A world-class goalkeeper, a fairly solid back four, and the shackles very much on Steven Gerrard alongside Scott Parker in the middle of the park. Some may say it's a waste of Gerrard's attacking abilities, yet he was still named man of the match on Saturday.
Similarly, James Milner is very likely to start on one of the wings, further contributing to Hodgson's two banks of four system. The exciting winger-cum-attacking-midfielder-cum-defensive-midfielder-cum-versatile-handyman represents all the key ingredients of this approach: hard work, hustle and bustle, as opposed to the flair and fleet-of-foot types such as Theo Walcott and Alex Oxlade-Chamberlain, although both are in with a chance of a start against France.
Many will point to the Champions League success of Chelsea, who soaked up all the pressure and withstood the barrages all the combined might of Barcelona and Bayern Munich could muster.
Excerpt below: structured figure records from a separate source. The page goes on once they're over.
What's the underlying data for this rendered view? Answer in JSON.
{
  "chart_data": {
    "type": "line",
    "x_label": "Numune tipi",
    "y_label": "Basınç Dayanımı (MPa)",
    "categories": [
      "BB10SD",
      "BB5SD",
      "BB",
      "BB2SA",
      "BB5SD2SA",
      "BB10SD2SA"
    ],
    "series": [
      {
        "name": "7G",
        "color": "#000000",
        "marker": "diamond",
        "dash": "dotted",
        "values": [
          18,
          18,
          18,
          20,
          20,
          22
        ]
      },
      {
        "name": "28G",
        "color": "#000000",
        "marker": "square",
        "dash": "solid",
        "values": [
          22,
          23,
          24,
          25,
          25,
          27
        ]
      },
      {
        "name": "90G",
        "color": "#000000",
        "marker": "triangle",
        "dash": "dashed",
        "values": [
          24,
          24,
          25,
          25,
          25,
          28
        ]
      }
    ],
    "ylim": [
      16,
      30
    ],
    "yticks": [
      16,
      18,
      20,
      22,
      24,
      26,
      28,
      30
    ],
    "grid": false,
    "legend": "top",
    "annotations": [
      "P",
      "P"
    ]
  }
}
Indeed, two of the back four, John Terry and Ashley Cole, will be the same, although given Terry was sent off against Barcelona and did not play against Bayern, too much attention cannot be paid to that.
Ironically, given the state of their economy, England could also learn a thing or two about this austerity measure from Greece. Not a statement you will hear too often, but in matters of football, as opposed to finance, it makes sense.
They were ranked as much bigger outsiders back in 2004 than England are now, yet went on to win the whole competition. The blueprint was a fairly simple one of 'defend, defend, nick a goal, defend'. They won three games in that competition 1-0. It's not pretty, but history remembers ugly winners, not beautiful losers.
Of course, keeping out France - and then possibly the likes of Spain, Germany and Holland - will be a far harder challenge than doing so against Belgium. But it will give them a chance. Given the players selected, England cannot dream of competing with these sides when it comes to 'playing' football. Thus, if they cannot be proactive, they must be reactive.
It's not a viable long-term approach, and the aim must be - by the 2014 World Cup - to have a side capable of competing with the likes of those mentioned above, not to mention the hosts of that tournament: Brazil.
But for now, at least, with the national team in such a mess thanks to everyone either being injured or 'retired', it represents a chance. It may be a slim one, but it's better than nothing.